Let's parse some string with query params or application/x-www-form-urlencoded data:

<?php

$str1 = "a[]=1&a[]=2&a[]=3";

$str2 = "a[]1=1&a[]2=2&a[]3=3";

$str3 = "a[1]1=1&a[2]2=2&a[3]3=3";

parse_str($str1, $result1);
parse_str($str2, $result2);
parse_str($str3, $result3);

print_r($result1);
print_r($result2);
print_r($result3);

then we get similar results with same structure:

Array
(
    [a] => Array
        (
            [0] => 1
            [1] => 2
            [2] => 3
        )
)
Array
(
    [a] => Array
        (
            [0] => 1
            [1] => 2
            [2] => 3
        )
)
Array
(
    [a] => Array
        (
            [1] => 1
            [2] => 2
            [3] => 3
        )
)

Great, all PHP-frameworks do it every day!
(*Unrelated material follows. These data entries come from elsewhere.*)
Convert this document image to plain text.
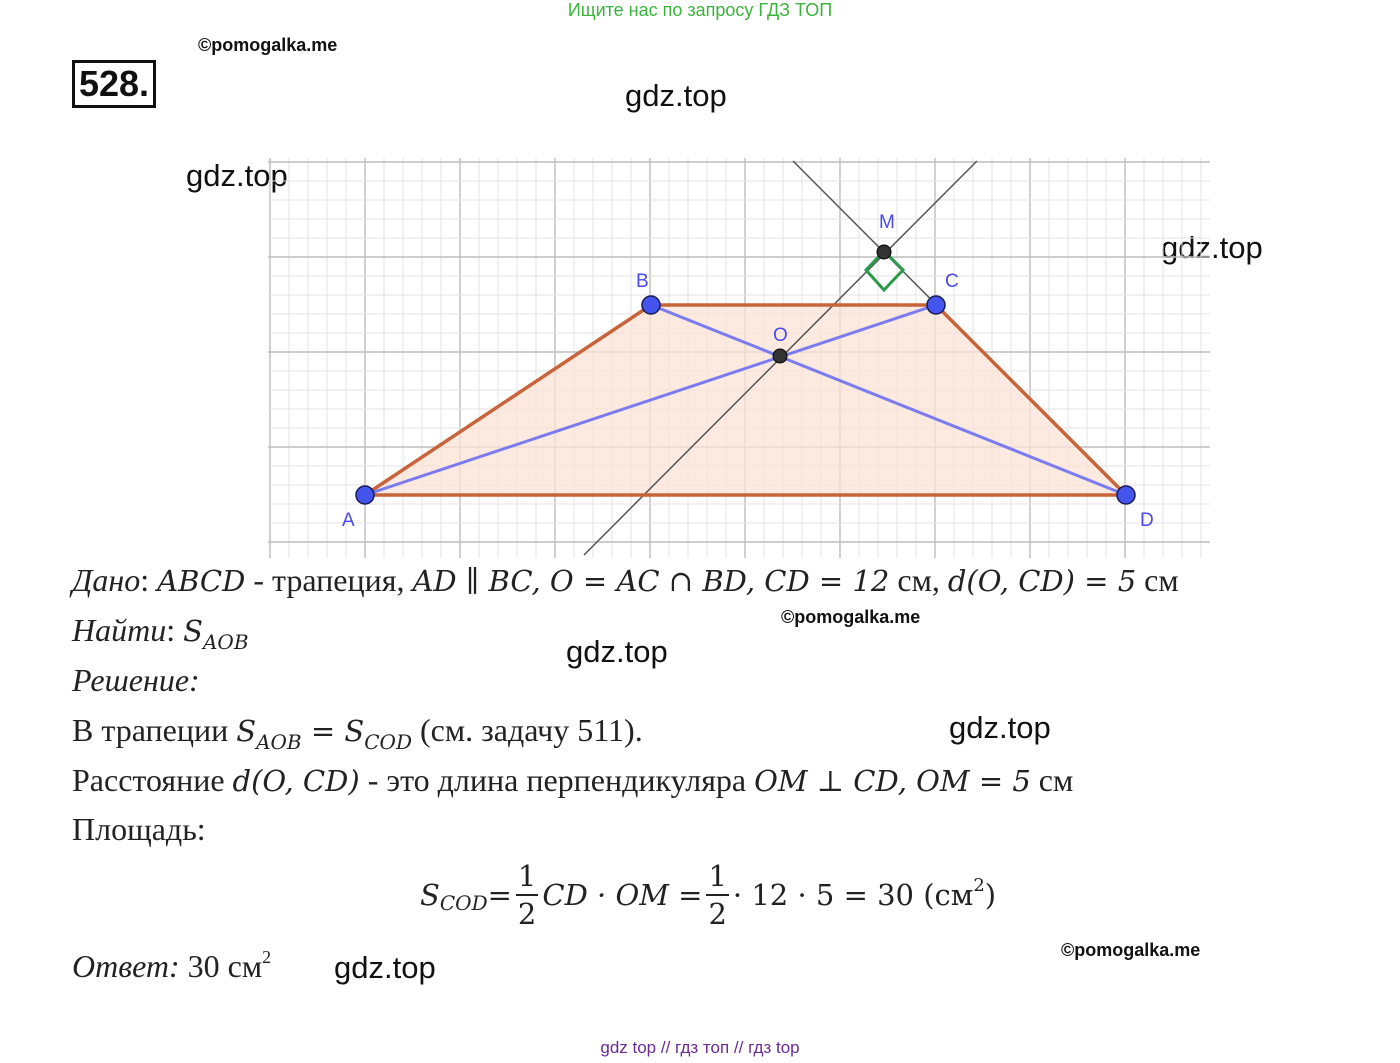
Ищите нас по запросу ГДЗ ТОП
©pomogalka.me
528.	gdz.top
gdz.top
gdz.top
A
B	C
D
O
M
Дано: ABCD - трапеция, AD ∥ BC, O = AC ∩ BD, CD = 12 см, d(O, CD) = 5 см
©pomogalka.me
Найти: $S_{AOB}$	gdz.top
Решение:
В трапеции $S_{AOB} = S_{COD}$ (см. задачу 511).	gdz.top
Расстояние d(O, CD) - это длина перпендикуляра OM ⊥ CD, OM = 5 см
Площадь:
S COD = $\frac{1}{2}$ CD · OM = $\frac{1}{2} \cdot 12 \cdot 5 = 30$ $(см^2)$
©pomogalka.me
Ответ: 30 $см^2$ gdz.top
gdz top // гдз топ // гдз top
However, in Go and other languages ​​this is not the same thing:

package main

import (
	"fmt"
	"net/url"
)

func main() {
	s1 := "a[]=1&a[]=2&a[]=3"
	fmt.Println(url.ParseQuery(s1))

	s2 := "a[]1=1&a[]2=2&a[]3=3"
	fmt.Println(url.ParseQuery(s2))

	s3 := "a[1]1=1&a[2]2=2&a[3]3=3"
	fmt.Println(url.ParseQuery(s3))
}

Output:

map[a[]:[1 2 3]]

map[a[]1:[1] a[]2:[2] a[]3:[3]]

map[a[1]1:[1] a[2]2:[2] a[3]3:[3]]

See how the structure has changed compared to the previous output from PHP.

The problem here, that RFC 3986 specifies about the format of the urlform, like & as separator and so on. There is no specification on how to parse this foo[bar]baz. It's not the same not only between Go and PHP, but between PHP and most of the world.